This work addresses the challenges of small inter-class variation and large intra-class variation in few-shot scene classification of remote sensing images by proposing a transfer learning–based Dual Contrastive Network (DCN). The method introduces two novel contrastive learning branches: a context-guided branch that employs a Condenser Network to capture global contextual information and enhance inter-class separability, and a detail-guided assistant branch that leverages a Smelter Network to focus on local details and improve intra-class invariance. Both branches are integrated within a unified framework and optimized through supervised contrastive learning. Extensive experiments on four public remote sensing datasets demonstrate that the proposed approach significantly outperforms existing methods under few-shot settings, confirming its strong discriminative power and robustness.

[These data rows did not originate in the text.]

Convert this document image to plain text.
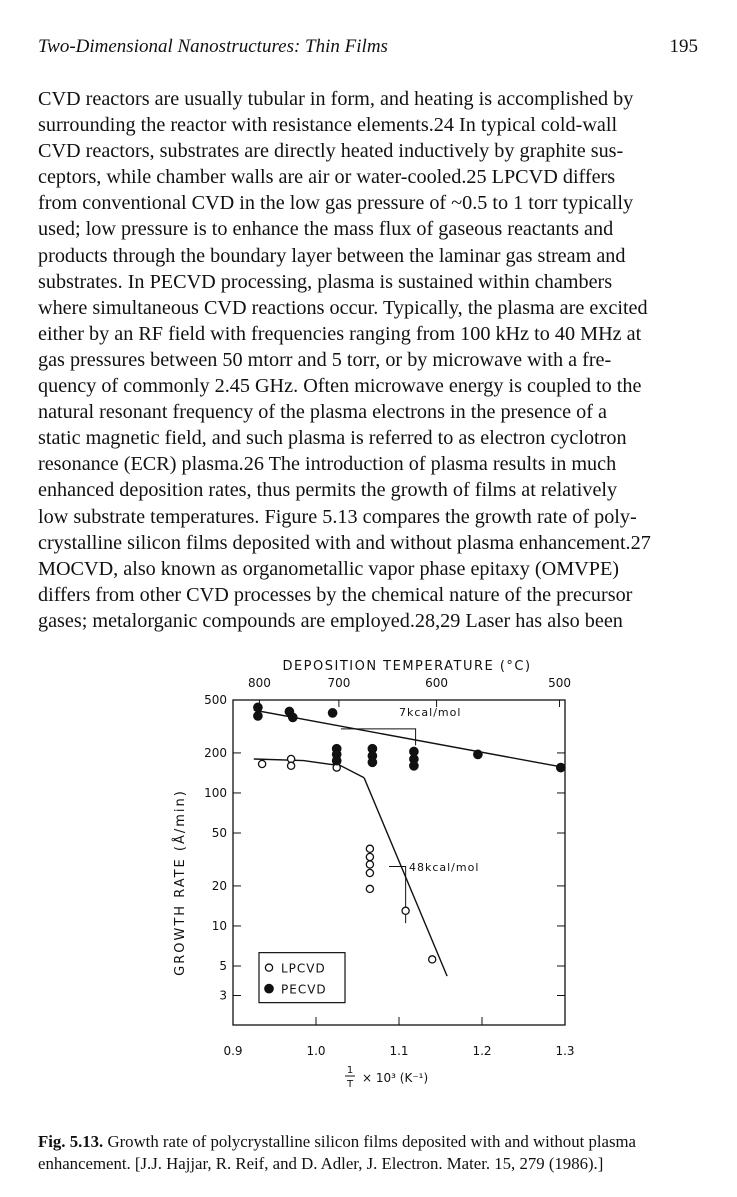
Two-Dimensional Nanostructures: Thin Films	195
CVD reactors are usually tubular in form, and heating is accomplished by
surrounding the reactor with resistance elements.24 In typical cold-wall
CVD reactors, substrates are directly heated inductively by graphite sus-
ceptors, while chamber walls are air or water-cooled.25 LPCVD differs
from conventional CVD in the low gas pressure of ~0.5 to 1 torr typically
used; low pressure is to enhance the mass flux of gaseous reactants and
products through the boundary layer between the laminar gas stream and
substrates. In PECVD processing, plasma is sustained within chambers
where simultaneous CVD reactions occur. Typically, the plasma are excited
either by an RF field with frequencies ranging from 100 kHz to 40 MHz at
gas pressures between 50 mtorr and 5 torr, or by microwave with a fre-
quency of commonly 2.45 GHz. Often microwave energy is coupled to the
natural resonant frequency of the plasma electrons in the presence of a
static magnetic field, and such plasma is referred to as electron cyclotron
resonance (ECR) plasma.26 The introduction of plasma results in much
enhanced deposition rates, thus permits the growth of films at relatively
low substrate temperatures. Figure 5.13 compares the growth rate of poly-
crystalline silicon films deposited with and without plasma enhancement.27
MOCVD, also known as organometallic vapor phase epitaxy (OMVPE)
differs from other CVD processes by the chemical nature of the precursor
gases; metalorganic compounds are employed.28,29 Laser has also been
DEPOSITION TEMPERATURE (°C)
800	700	600	500
0.9	1.0	1.1	1.2	1.3
1
T × 10³ (K⁻¹)
500
200
100
50
20
10
5
3
GROWTH RATE (Å/min)
7kcal/mol
48kcal/mol
LPCVD
PECVD
Fig. 5.13. Growth rate of polycrystalline silicon films deposited with and without plasma
enhancement. [J.J. Hajjar, R. Reif, and D. Adler, J. Electron. Mater. 15, 279 (1986).]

Few-shot remote sensing image scene classification (FS-RSISC) aims at classifying remote sensing images with only a few labeled samples. The main challenges lie in small inter-class variances and large intra-class variances, which are the inherent property of remote sensing images. To address these challenges, we propose a transfer-based Dual Contrastive Network (DCN), which incorporates two auxiliary supervised contrastive learning branches during the training process. Specifically, one is a Context-guided Contrastive Learning (CCL) branch and the other is a Detail-guided Contrastive Learning (DCL) branch, which focus on inter-class discriminability and intra-class invariance, respectively. In the CCL branch, we first devise a Condenser Network to capture context features, and then leverage a supervised contrastive learning on top of the obtained context features to facilitate the model to learn more discriminative features. In the DCL branch, a Smelter Network is designed to highlight the significant local detail information. And then we construct a supervised contrastive learning based on the detail feature maps to fully exploit the spatial information in each map, enabling the model to concentrate on invariant detail features. Extensive experiments on four public benchmark remote sensing datasets demonstrate the competitive performance of our proposed DCN.